Charges of bribery, fraud, extortion, obstruction of justice and acting as a foreign agent of Egypt were lodged against Menendez after the FBI in 2022 found gold bars and over $400,000 in cash in the Menendez home “in a safe, in jacket pockets, in shoes, all over the house,” the prosecutor said.

In return for bribes, Pomerantz said, the senator took official acts to aid Fred Daibes, a New Jersey real estate developer; and two other businessmen: Wael Hana and Jose Uribe. Daibes and Hana, who are on trial with Menendez, have pleaded not guilty and their lawyers will deliver openings Thursday. Uribe recently pleaded guilty to charges in a cooperation deal and will testify.

Pomerantz said Menendez also tried to corrupt the U.S. justice system by using his influence to push to nominate a U.S. attorney in New Jersey whom he believed he could influence to protect Daibes from a criminal prosecution.

“This was not politics as usual,” she told the jury. “This was politics for profit, a U.S. senator on the take. ... Menendez put his power up for sale. And Hana and Daibes were more than happy to buy from him.”

Pomerantz said Daibes, in part, delivered gold bars and cash to Menendez and his wife to get the senator to help him secure a multimillion-dollar deal with a Qatari investment fund by acting in ways favorable to Qatar’s government.

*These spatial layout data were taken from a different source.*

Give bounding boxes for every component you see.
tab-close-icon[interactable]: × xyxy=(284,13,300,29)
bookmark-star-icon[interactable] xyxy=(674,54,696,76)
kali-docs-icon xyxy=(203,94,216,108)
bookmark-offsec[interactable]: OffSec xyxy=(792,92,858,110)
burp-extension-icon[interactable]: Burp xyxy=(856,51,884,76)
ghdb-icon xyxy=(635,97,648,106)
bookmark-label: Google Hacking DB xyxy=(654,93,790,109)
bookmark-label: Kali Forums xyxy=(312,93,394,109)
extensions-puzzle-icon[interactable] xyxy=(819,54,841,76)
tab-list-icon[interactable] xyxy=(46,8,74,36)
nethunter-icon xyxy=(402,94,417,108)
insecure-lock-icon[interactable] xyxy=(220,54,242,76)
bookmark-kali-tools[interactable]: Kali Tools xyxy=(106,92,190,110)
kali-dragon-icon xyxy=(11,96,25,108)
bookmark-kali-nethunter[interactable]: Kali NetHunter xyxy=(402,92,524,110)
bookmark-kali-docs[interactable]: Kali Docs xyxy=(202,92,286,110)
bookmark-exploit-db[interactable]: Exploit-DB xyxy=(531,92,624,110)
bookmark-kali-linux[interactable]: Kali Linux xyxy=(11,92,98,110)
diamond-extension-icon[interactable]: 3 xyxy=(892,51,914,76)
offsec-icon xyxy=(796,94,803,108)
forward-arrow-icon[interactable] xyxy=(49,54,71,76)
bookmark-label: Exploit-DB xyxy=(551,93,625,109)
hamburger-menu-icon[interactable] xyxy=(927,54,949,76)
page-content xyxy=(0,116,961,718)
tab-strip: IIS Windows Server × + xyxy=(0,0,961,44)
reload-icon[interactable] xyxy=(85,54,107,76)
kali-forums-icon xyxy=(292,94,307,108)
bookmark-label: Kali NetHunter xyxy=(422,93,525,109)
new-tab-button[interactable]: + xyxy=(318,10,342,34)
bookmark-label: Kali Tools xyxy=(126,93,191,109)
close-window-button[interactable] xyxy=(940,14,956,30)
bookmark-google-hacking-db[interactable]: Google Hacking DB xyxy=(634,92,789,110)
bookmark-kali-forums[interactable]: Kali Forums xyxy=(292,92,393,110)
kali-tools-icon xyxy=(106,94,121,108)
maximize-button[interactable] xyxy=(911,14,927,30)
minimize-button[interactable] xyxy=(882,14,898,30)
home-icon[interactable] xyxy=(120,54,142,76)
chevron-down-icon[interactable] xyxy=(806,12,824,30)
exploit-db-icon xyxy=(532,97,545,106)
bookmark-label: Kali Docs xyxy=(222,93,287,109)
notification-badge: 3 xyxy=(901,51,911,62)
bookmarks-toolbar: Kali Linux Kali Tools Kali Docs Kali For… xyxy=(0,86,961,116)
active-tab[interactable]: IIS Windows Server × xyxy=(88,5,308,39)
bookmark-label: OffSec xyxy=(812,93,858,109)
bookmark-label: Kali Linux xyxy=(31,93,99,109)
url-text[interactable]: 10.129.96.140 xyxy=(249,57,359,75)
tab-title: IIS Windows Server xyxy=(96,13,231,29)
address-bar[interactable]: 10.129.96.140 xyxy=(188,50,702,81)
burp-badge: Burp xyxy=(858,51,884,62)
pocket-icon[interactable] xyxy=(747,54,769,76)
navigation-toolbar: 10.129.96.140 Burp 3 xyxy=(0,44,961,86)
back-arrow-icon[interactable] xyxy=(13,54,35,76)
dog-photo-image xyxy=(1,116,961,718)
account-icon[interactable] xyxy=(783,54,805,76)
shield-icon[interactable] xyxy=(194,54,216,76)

She also said Menendez did things benefiting Egyptian officials in exchange for bribes from Hana as the businessman secured a lucrative deal with the Egyptian government to certify that imported meat met Islamic dietary requirements, even though he had no experience in the business.

After the jury went home, the defense requested a mistrial, claiming the government went too far in its opening statement. The judge denied it.

During her opening, Pomerantz said Nadine Menendez has known the businessmen for many years. Weitzman said Menendez had known Daibes for decades.

The prosecutor said the corruption scheme began in 2018, soon after the couple began dating.

Pomerantz said Hana recruited the deep-pocketed Daibes because the cash-strapped Hana was unable to quickly afford bribes.

Weitzman called Menendez “an American patriot” and prosecutors “dead wrong.”

He said Menendez “took no bribes and did not accept any cash, or gold, or a car.”

Weitzman added: “He was never and is not a foreign agent of the government of Egypt. He did not violate the law, period.”

Pomerantz, though, said the businessmen showered Menendez and his wife with gifts to ensure Menendez would help them, and evidence will show Daibes' fingerprints and DNA were on cash found in his home.

Weitzman said Daibes' fingerprint was found on only one of hundreds of envelopes belonging to the senator, and was not surprising given the decades that Menendez had known him. All the rest of the fingerprints, he added, were found on envelopes of cash belonging to Nadine Menendez.

The lawyer said the gold bars were in the home because of a “cultural” practice by Nadine Menendez, who was raised in a family from Lebanon that kept gold for financial safety and to give as gifts.

Menendez's family, which fled Cuba before he was born, had lost its life savings except for cash hidden in their home, Weitzman said.

As a result, he said, Menendez had been storing hundreds of dollars in cash a week for decades to store at home, keeping much of it in bags in the home's basement.

“You will not see any fingerprints and any DNA on the senator’s cash. Every fingerprint and DNA was found in his wife’s closet or in her safe deposit box at a bank,” Weitzman said.

Weitzman said there was nothing unusual or wrong about Menendez's dealings with Egypt and Qatar because senators must engage in diplomacy and help constituents. He noted that Menendez was tough on Egypt, including its president, over its human rights record.

The trial represents the second time Menendez has been criminally charged in a federal court in the last decade.

In 2017, a federal jury deadlocked on corruption charges brought in New Jersey, and prosecutors did not seek to retry him.